Many More Lives Could Have Been Saved With Convalescent COVID-19 Plasma
THURSDAY, Oct. 17, 2024 -- Thousands more U.S. lives could have been saved with the use of COVID-19 convalescent plasma (CCP), according to a study published online Oct. 1 in the Proceedings of the National Academy of Sciences.
Quigly Dragotakes, Ph.D., from Johns Hopkins School of Public Health in Baltimore, and colleagues conducted meta-analyses of randomized controlled trials and real-world data to estimate the number of actual inpatient lives saved by CCP treatment in the United States based on CCP weekly use, weekly mortality data, and CCP mortality reduction data.
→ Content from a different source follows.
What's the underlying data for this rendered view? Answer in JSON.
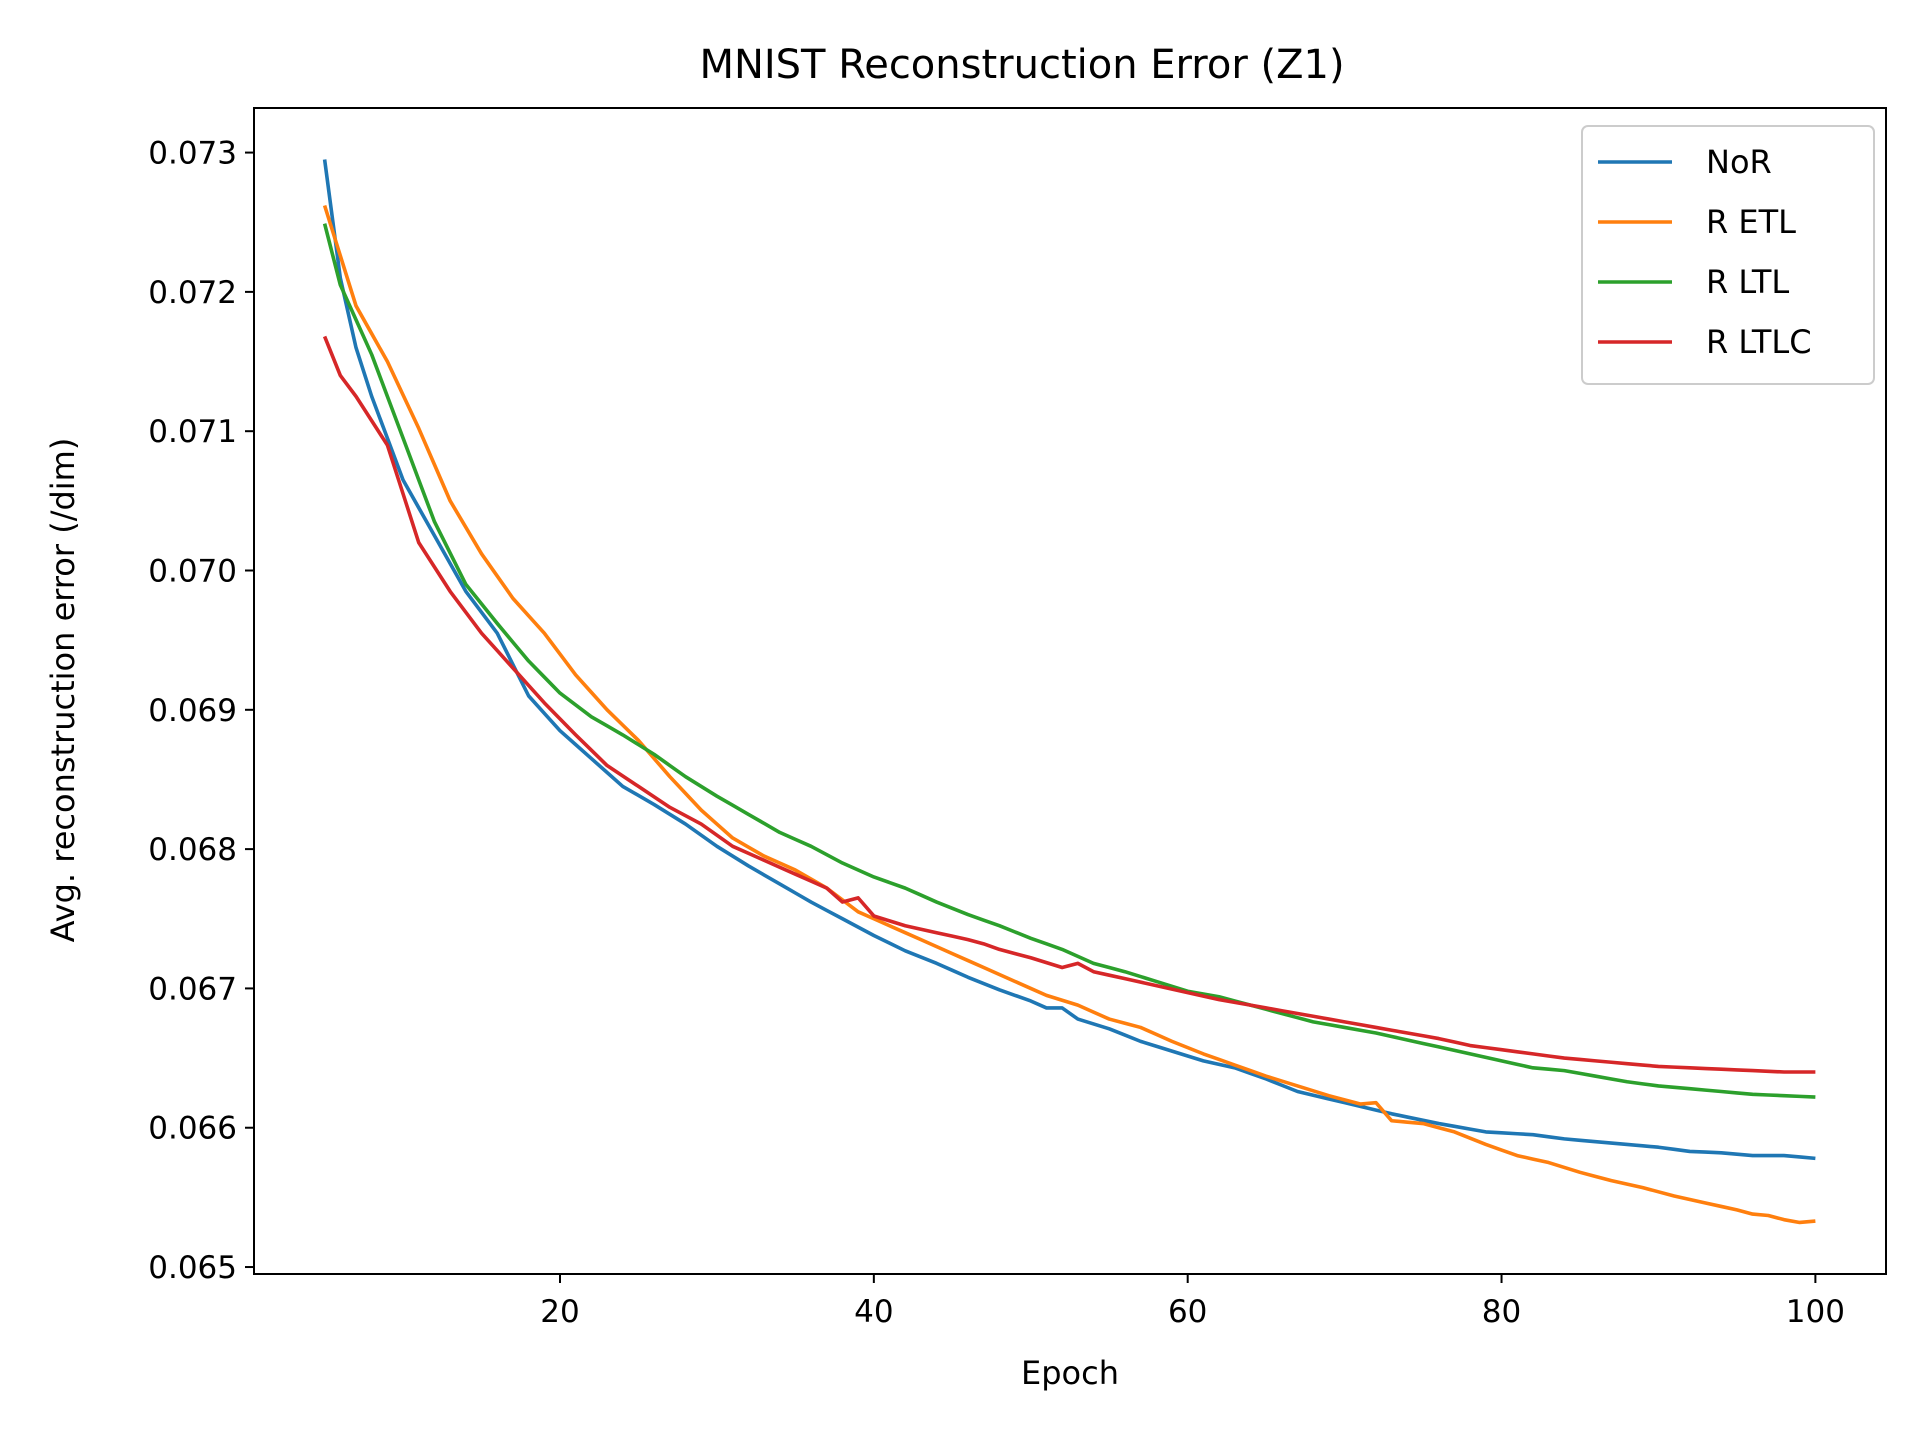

The potential number of lives saved if CCP had been deployed for 100 percent of hospitalized patients or used in 15 to 75 percent of outpatients was also estimated.
The researchers estimated that CCP would have saved between 16,476 and 66,296 lives, depending on the assumptions modeled in a stratified analysis. As many as 234,869 lives could have been saved and 1,136,133 hospitalizations prevented with ideal CCP use.
"These data support the use of convalescent plasma in future infectious disease outbreaks for which validated therapies are not available. Our results suggest that had CCP use been encouraged and had its availability been prioritized by medical and governmental authorities, more lives would have been saved," the authors write.
Several authors were coauthors in a review/position paper dealing with the use of CCP published in 2021.